UNESCO International Day for the Remembrance of the Slave Trade and its Abolition

Equalities

On this day, 23rd August, way back in 1791, sugar plantation slaves on the Caribbean island of Hispaniola (today’s Haiti and the Dominican Republic) had risen up in rebellion against their cruel owners.

The revolt, led by the remarkable Tousaint Louverture, defeated French and Spanish armies and led to the establishment of the independent state of Haiti. It also inspired the world-wide struggle against slavery, and played a crucial role in the abolition of the transatlantic slave trade.

It is against this background that the International Day for the Remembrance of the Slave Trade and its Abolition is commemorated by UNESCO (United Nations Educational, Scientific and Cultural Organisation) on 23 August each year.

The CWU fully supports this annual commemoration and our union’s newly-elected NEC representative for BAME members Amarjite Singh makes his own contribution to this event here:

Abolition of Slavery Day

Slavery permeated British society from aristocrat and industrialist to middle-class lawyer and large shopkeeper. Profits from the backs of toiling slaves and the slave trade flowed into the pockets of the British wealthy and well to do.

Indeed, the billions of pounds made from it fueled the industrial revolution and launched the British Empire on the world. Its abolition led to the biggest pay-out ever by a British government. But the millions of pounds in compensation went to the slave owners and their investors, however small, – not to the abused, mistreated, ‘freed’ slave.

‘Compensation’ for living off the misery of the slave passage – where slaves were thrown overboard to save food supplies – and of the brutal existence on plantations, ill-fed and ill-clothed, under the whip of the overseer.

Slavery’s legacy is still with us poisoning our societies today. Its excusing justification  that blacks were inferior – that “science said so” – was the father of racism, the scourge of our modern world. The Windrush generation’s appalling treatment has its roots in slavery and its racism. The notion that Black people’s lives were disposable and that no qualm or second thought was necessary.
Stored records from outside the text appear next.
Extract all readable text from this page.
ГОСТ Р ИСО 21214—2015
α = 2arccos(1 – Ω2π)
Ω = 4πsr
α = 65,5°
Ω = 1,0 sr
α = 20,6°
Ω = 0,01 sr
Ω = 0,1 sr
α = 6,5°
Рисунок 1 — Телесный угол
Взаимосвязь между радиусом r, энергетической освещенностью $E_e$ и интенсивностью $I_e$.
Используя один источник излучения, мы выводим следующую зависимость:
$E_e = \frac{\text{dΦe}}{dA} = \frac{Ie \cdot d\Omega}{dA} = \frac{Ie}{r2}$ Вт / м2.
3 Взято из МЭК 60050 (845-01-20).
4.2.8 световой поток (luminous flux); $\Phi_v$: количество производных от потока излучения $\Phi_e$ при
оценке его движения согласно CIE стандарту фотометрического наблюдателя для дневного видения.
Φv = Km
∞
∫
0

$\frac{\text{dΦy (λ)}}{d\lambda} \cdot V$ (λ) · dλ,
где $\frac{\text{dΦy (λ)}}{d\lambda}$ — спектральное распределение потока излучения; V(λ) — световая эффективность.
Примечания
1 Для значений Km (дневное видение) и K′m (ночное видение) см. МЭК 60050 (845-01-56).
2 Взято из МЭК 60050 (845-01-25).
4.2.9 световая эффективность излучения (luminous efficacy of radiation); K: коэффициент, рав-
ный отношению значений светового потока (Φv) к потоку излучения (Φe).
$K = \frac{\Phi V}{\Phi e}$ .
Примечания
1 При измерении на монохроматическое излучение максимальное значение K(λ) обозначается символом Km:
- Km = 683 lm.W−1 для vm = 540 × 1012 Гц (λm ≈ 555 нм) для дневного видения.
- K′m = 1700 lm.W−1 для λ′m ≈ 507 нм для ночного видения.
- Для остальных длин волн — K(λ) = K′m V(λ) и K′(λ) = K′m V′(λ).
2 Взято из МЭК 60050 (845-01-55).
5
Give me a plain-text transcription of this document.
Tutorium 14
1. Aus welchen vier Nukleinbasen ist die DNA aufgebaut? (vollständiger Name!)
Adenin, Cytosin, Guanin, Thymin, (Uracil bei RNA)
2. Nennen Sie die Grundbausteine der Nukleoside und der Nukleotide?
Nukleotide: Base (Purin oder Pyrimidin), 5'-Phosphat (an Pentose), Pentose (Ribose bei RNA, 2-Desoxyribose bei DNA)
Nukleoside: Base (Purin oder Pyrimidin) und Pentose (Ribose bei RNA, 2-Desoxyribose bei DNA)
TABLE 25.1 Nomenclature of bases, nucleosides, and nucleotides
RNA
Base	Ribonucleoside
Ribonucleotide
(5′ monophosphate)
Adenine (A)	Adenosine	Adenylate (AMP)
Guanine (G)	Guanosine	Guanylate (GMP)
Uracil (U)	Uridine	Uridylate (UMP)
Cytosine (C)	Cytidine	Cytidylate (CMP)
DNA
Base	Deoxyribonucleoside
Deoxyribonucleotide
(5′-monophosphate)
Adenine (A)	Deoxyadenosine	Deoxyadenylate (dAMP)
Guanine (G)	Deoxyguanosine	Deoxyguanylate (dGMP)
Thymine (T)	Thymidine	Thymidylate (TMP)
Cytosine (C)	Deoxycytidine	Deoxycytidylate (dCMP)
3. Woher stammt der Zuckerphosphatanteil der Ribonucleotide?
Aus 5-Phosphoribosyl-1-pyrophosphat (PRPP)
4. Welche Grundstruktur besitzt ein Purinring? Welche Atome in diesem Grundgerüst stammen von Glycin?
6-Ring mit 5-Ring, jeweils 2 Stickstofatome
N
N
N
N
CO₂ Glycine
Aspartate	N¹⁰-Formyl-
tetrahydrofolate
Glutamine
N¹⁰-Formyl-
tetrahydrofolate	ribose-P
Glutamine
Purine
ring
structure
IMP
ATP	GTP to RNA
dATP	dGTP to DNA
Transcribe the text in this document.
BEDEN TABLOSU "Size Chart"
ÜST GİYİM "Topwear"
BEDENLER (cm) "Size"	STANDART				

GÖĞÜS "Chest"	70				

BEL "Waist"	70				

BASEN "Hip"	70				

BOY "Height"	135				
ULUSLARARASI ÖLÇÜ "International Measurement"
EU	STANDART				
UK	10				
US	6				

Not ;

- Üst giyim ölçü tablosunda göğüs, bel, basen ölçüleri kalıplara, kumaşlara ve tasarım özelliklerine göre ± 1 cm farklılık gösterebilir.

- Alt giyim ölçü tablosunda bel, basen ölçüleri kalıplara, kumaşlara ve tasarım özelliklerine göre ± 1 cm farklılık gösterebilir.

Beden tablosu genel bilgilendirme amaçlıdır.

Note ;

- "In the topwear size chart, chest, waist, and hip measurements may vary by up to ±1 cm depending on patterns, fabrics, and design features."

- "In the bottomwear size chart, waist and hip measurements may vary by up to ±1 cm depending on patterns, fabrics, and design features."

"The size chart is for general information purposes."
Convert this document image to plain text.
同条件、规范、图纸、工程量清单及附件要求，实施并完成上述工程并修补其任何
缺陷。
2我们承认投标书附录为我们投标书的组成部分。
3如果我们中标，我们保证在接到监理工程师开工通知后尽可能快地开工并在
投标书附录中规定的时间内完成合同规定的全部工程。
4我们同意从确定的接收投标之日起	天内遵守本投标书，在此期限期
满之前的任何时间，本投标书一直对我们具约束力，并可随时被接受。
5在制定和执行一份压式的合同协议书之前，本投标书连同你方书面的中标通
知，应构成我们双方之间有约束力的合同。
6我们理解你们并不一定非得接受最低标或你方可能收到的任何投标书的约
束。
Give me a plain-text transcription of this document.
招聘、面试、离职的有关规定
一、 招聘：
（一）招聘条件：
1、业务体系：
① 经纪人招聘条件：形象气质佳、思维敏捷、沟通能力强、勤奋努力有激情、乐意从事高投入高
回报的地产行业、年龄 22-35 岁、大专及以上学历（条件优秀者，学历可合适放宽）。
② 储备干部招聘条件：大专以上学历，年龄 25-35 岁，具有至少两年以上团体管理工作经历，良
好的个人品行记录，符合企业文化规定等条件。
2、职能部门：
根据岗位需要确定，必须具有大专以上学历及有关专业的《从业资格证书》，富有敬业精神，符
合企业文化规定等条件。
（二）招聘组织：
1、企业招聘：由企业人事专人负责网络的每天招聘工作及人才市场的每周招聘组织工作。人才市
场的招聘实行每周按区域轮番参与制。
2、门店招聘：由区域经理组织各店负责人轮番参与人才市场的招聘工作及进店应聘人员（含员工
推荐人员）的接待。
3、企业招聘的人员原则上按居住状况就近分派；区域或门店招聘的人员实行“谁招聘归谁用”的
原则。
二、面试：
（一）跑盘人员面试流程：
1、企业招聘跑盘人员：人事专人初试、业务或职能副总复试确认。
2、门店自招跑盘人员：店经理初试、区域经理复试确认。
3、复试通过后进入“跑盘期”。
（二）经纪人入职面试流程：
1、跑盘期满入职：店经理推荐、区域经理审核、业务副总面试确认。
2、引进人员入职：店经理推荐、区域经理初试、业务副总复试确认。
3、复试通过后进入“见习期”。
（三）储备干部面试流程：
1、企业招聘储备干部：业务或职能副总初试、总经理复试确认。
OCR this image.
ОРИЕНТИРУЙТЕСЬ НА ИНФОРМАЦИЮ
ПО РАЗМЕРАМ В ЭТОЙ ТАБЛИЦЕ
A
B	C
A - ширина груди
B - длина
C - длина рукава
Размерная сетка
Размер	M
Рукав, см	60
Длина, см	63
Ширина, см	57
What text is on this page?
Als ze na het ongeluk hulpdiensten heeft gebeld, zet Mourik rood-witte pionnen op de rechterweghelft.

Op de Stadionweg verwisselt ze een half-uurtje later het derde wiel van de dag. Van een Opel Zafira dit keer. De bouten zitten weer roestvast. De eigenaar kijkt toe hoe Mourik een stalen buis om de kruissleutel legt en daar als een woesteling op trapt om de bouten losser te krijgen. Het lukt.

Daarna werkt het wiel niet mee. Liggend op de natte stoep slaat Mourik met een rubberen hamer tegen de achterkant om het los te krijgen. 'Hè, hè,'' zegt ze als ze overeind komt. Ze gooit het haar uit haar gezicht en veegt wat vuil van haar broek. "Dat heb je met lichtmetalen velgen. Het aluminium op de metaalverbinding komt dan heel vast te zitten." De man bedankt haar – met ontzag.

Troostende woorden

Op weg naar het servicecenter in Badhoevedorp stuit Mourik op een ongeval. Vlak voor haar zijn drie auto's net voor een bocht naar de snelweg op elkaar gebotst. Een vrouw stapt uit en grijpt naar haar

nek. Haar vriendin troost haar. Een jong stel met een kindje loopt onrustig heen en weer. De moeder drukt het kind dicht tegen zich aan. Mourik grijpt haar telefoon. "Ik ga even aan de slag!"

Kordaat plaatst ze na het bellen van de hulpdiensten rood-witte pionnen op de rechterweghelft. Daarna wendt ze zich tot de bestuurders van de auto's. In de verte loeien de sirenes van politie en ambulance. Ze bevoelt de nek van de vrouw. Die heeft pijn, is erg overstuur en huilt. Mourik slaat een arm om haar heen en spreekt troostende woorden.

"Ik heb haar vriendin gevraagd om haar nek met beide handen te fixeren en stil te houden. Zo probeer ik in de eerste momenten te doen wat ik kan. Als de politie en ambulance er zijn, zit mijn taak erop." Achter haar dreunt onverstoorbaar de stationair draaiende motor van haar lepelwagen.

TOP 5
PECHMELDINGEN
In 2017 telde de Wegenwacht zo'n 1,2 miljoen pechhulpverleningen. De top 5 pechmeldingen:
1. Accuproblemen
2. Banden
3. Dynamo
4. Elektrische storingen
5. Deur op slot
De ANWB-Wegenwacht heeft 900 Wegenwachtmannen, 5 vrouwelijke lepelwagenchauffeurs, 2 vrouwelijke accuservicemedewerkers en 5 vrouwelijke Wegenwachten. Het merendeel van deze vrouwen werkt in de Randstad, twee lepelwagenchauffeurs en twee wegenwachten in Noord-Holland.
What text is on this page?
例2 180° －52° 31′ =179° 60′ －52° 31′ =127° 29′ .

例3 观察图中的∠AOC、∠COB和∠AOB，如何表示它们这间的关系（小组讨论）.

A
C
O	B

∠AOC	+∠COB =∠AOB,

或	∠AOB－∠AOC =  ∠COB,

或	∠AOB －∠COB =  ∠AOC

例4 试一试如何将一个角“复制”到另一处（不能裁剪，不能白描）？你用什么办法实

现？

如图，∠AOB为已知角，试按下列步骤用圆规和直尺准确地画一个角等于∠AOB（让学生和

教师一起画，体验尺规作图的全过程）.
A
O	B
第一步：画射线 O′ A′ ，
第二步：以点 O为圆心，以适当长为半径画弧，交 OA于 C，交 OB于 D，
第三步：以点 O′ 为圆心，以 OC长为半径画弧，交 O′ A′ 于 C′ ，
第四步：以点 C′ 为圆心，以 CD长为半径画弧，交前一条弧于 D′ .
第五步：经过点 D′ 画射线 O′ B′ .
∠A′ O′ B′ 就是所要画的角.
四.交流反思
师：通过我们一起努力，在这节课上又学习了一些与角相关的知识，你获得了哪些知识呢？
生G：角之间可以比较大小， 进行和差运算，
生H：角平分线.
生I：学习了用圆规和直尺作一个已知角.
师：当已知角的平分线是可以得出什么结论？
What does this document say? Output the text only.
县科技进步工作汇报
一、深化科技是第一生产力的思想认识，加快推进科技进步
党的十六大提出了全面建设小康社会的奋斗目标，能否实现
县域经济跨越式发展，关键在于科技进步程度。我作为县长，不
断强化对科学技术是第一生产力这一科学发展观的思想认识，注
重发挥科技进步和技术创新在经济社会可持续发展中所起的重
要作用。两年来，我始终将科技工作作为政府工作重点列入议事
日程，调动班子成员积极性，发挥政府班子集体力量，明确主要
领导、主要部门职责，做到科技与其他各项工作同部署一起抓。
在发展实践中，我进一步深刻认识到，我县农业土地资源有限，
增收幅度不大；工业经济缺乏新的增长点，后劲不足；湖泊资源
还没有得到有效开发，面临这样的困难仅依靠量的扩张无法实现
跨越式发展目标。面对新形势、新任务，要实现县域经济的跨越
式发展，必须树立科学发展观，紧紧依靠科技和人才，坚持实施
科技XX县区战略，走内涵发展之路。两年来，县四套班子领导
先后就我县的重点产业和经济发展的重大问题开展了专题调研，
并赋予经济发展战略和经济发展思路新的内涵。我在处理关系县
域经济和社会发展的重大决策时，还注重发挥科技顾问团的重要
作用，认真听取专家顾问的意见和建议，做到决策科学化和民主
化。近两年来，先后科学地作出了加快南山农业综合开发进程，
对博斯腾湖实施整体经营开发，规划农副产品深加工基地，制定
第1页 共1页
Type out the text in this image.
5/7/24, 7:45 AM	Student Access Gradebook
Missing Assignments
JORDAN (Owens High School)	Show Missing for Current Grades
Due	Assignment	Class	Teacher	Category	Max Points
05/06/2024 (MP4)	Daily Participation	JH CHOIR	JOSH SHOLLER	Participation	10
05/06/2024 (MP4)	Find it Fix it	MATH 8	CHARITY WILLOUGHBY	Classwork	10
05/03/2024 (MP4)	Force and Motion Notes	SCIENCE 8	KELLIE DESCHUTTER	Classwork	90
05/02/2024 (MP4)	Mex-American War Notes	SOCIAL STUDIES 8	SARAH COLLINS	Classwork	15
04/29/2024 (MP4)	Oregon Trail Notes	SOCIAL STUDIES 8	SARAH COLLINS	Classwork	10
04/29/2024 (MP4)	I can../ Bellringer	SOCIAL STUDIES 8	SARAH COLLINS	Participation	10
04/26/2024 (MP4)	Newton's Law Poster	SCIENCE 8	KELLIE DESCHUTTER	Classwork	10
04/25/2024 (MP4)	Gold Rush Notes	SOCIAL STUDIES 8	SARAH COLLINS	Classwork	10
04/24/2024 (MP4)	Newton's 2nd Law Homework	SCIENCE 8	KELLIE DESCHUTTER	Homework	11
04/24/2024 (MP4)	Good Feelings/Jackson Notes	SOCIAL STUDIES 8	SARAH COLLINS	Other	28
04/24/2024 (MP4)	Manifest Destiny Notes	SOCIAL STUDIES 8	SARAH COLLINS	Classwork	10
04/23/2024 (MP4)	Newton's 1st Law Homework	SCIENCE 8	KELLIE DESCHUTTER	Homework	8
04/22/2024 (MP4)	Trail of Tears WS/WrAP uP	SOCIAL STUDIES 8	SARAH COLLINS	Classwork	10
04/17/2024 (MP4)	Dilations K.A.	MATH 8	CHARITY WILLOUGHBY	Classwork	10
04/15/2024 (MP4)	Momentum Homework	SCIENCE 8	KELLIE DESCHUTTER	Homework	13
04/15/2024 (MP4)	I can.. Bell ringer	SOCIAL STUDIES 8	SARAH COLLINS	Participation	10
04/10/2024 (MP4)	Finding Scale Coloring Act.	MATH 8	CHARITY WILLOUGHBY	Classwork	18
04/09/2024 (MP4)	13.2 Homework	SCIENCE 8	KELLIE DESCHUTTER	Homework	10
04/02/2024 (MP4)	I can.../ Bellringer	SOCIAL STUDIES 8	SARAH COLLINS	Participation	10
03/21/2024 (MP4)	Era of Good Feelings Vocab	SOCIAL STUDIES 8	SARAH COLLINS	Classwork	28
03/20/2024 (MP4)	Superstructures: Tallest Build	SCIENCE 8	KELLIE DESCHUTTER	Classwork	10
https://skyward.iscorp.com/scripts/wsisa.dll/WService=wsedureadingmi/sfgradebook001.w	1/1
The ghosts of slavery inhabit our cities. Every town has its Colston, the local generous worthy, up to his neck in slavery with its death ships and its forced-labour plantations. Each town has its Black Boy Hill, named after local slave auctions. Such hidden echoes of slavery cannot be ignored.

Abolition of slavery was realised 150 years ago, after its profitability sank and slave rebellions shook its foundations. Its legacies remain to be confronted and neutralised.

Only then will we have truly settled accounts with ‘The Abolition of Slavery’.